La poitrine d’Amina se souleva. Elle s’effondra sur l’escalier en sanglotant. Appuyé sur la rampe, il la contemplait sans rien dire. Le chagrin de la jeune esclave le rendit heureux sans qu’il sût pourquoi et, quoiqu’il continuât à sourire, il crut qu’il pleurait lui aussi.

Il s’approcha d’elle, l’enlaça délicatement. Il était bien ainsi contre elle, pour songer à des choses qui n’étaient pas définies mais qui les concernaient l’un et l’autre.

— Ma sœur, dit-il.

Après une pause, il répéta :

— Ma sœur.

Elle ne répondit pas, mais elle aussi trouvait bonne cette étreinte fraternelle.

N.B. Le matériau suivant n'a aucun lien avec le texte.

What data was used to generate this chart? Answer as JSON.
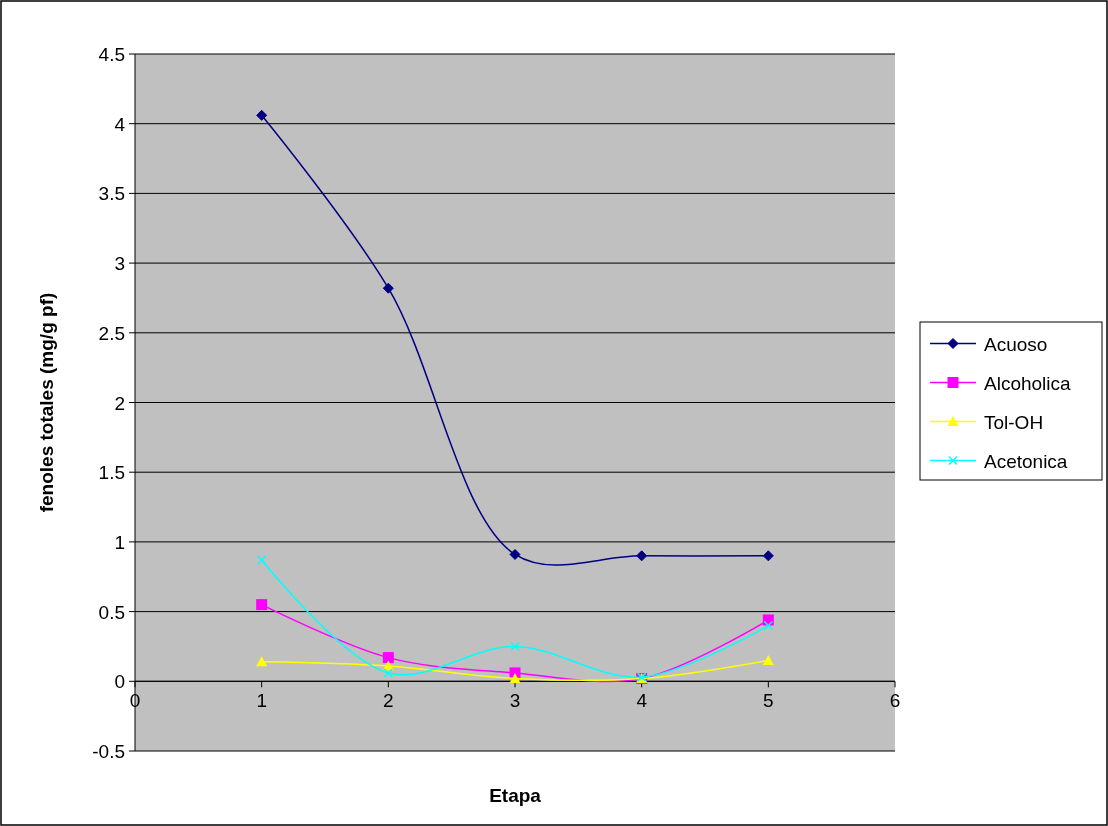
{
  "chart_data": {
    "type": "line",
    "xlabel": "Etapa",
    "ylabel": "fenoles totales (mg/g pf)",
    "x": [
      1,
      2,
      3,
      4,
      5
    ],
    "series": [
      {
        "name": "Acuoso",
        "color": "#000080",
        "marker": "diamond",
        "values": [
          4.06,
          2.82,
          0.91,
          0.9,
          0.9
        ]
      },
      {
        "name": "Alcoholica",
        "color": "#ff00ff",
        "marker": "square",
        "values": [
          0.55,
          0.17,
          0.06,
          0.02,
          0.44
        ]
      },
      {
        "name": "Tol-OH",
        "color": "#ffff00",
        "marker": "triangle",
        "values": [
          0.14,
          0.11,
          0.02,
          0.02,
          0.15
        ]
      },
      {
        "name": "Acetonica",
        "color": "#00ffff",
        "marker": "cross",
        "values": [
          0.87,
          0.06,
          0.25,
          0.03,
          0.4
        ]
      }
    ],
    "xlim": [
      0,
      6
    ],
    "xticks": [
      0,
      1,
      2,
      3,
      4,
      5,
      6
    ],
    "ylim": [
      -0.5,
      4.5
    ],
    "yticks": [
      -0.5,
      0,
      0.5,
      1,
      1.5,
      2,
      2.5,
      3,
      3.5,
      4,
      4.5
    ],
    "grid": "y",
    "legend": "right"
  }
}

— Tu te rappelles ? reprit Goha… Son pied était petit, petit… Sa main était petite… Oh ! qu’elle était petite… et elle marchait comme ça.

Amina l’écoutait en hochant la tête et se serrait mieux contre lui.

— Sa robe était jaune, disait Goha… son âme était grise… Tous les jours je lui portais une cruche d’eau et une pastèque…

Amina lui avait pris la main et la caressait machinalement.

— La première fois, disait Goha, elle voulait me jeter dans la rue, Son front était dur, dur…

Il lui parlait bas et ses lèvres lui effleuraient l’oreille.